Real men do not test backups, remember?

I always said, real men don’t make backups for their important data :)
I do not want to lose data. I am in IT industry for some time, and I know, that it is not “IF hard drive will fail”** … but “when will it fail”. Here is the story we all can learn from:

About 20 years ago, I worked for a company which I shall not name, which used CVS as its source repository. All of the developers’ home directories were NFS mounted from a central Network Appliance shared storage (Network Appliance was the manufacturer of the NAS device), so everyone worked in and built on that one central storage pool. The CVS repository also lived in that same pool. Surprisingly, this actually worked pretty well, performance-wise.

One of the big advantages touted for this approach was that it meant that there was a single storage system to back up. Backing up the NA device automatically got all of the devs’ machines and a bunch more. Cool… as long as it gets done.

One day, the NA disk crashed. I don’t know if it was a RAID or what, but whatever the case, it was gone. CVS repo gone. Every single one of 50+ developers’ home directories, including their current checkouts of the codebase, gone. Probably 500 person-years of work, gone.

Backups to the rescue! Oops. It turns out that the sysadmin had never tested the backups. His backup script hadn’t had permission to recurse into all of the developers’ home directories, or into the CVS repo, and had simply skipped everything it couldn’t read. 500 person-years of work, really gone.

Almost.

Luckily, we had a major client running an installation of our hardware and software that was an order of magnitude bigger and more complex than any other client. To support this big client, we constantly kept one or two developers on site at their facility on the other side of the country. So those developers could work and debug problems, they had one of our workstations on-site, and of course *that* workstation used local disk.

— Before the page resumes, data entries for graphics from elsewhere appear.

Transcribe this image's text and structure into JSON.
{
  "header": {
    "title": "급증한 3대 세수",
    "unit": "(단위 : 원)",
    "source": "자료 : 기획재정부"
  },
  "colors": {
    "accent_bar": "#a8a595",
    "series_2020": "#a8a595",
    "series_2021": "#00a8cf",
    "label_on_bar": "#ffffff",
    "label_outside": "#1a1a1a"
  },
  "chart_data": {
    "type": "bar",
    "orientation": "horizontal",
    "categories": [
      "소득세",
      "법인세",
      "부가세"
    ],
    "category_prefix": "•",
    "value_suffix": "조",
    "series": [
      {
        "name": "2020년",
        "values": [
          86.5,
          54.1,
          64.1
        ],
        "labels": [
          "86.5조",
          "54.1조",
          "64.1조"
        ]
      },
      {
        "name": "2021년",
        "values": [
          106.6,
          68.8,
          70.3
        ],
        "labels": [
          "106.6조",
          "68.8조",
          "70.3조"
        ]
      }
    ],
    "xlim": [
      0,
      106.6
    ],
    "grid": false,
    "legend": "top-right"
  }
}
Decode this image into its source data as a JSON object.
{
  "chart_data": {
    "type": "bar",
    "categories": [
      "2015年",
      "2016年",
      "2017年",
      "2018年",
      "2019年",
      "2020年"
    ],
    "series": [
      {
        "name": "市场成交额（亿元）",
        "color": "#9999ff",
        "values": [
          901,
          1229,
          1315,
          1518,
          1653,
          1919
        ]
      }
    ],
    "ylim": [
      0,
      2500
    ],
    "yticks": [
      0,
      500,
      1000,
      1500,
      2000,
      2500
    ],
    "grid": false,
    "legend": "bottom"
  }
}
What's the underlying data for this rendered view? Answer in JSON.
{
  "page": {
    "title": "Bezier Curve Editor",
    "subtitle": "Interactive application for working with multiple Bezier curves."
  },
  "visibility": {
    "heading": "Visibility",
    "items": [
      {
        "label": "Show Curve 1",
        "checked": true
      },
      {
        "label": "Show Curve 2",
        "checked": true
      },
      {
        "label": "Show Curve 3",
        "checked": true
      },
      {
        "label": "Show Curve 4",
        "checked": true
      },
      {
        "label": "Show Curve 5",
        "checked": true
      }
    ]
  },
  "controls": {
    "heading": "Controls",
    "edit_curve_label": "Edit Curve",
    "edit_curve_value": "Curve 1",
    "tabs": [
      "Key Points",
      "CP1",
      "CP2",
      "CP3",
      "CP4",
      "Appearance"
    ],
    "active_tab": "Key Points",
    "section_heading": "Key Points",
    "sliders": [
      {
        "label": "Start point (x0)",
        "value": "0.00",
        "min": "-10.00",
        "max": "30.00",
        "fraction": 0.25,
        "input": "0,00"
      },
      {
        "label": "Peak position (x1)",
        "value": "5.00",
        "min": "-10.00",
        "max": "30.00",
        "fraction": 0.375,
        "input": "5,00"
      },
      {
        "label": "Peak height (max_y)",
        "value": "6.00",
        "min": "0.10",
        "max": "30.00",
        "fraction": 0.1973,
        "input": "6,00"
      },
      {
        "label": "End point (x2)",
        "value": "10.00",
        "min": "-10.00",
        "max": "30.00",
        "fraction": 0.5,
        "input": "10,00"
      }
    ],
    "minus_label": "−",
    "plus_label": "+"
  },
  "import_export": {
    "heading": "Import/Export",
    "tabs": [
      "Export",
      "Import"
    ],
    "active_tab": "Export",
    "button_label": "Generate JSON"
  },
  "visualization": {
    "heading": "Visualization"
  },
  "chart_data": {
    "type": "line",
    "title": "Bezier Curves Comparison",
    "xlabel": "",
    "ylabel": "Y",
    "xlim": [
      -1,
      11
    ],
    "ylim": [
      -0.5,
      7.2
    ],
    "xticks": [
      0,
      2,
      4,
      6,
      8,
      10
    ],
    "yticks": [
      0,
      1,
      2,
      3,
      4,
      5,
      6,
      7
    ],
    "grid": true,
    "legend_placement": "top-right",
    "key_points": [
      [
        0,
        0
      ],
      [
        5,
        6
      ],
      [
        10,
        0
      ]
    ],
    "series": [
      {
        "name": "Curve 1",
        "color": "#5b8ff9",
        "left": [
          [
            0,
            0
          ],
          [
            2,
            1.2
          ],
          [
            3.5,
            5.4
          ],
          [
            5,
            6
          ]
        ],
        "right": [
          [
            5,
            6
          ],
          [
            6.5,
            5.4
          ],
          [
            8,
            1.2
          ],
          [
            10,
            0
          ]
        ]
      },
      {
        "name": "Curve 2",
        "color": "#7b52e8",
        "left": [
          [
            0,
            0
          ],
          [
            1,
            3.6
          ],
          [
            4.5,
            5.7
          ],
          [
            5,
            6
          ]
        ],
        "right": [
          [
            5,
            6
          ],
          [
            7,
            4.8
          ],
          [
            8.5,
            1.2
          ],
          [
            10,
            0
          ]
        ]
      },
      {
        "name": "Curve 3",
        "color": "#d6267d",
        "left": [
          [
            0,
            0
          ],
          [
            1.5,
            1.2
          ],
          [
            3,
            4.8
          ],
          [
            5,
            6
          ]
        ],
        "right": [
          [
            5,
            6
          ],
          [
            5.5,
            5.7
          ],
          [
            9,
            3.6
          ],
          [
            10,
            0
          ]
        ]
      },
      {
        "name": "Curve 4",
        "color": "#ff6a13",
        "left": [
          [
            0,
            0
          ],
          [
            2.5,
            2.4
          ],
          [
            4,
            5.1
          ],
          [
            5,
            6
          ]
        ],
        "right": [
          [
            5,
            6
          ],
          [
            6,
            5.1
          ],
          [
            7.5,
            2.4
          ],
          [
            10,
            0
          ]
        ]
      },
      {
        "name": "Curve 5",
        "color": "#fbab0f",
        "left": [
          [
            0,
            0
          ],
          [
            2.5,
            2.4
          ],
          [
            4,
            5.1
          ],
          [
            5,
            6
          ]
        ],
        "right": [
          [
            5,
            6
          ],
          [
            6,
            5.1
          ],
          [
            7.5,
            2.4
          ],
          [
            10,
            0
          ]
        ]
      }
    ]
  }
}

The code on that machine was about a week old, and it was only the tip of the tree, since CVS doesn’t keep a local copy of the history, only a single checked-out working tree.

But although we lost the entire history, including all previous tagged releases (there were snapshots of the releases of course… but they were all on the NA box), at least we had an only slightly outdated version of the current source code. The code was imported into a new CVS repo, and we got back to work.

In case you’re wondering about the hapless sysadmin, no he wasn’t fired. That week. He was given a couple of weeks to get the system back up and running, with good backups. He was called on the carpet and swore on his mother’s grave to the CEO that the backups were working. The next day, my boss deleted a file from his home directory and then asked the sysadmin to recover it from backup. The sysadmin was escorted from the building two minutes after he reported that he was unable to recover the file.

from Slashdot by swillden.

** I am talking not only about HDD, but about media in general. And this also applies to humans, because we humans are making mistakes too, and we lose data every day.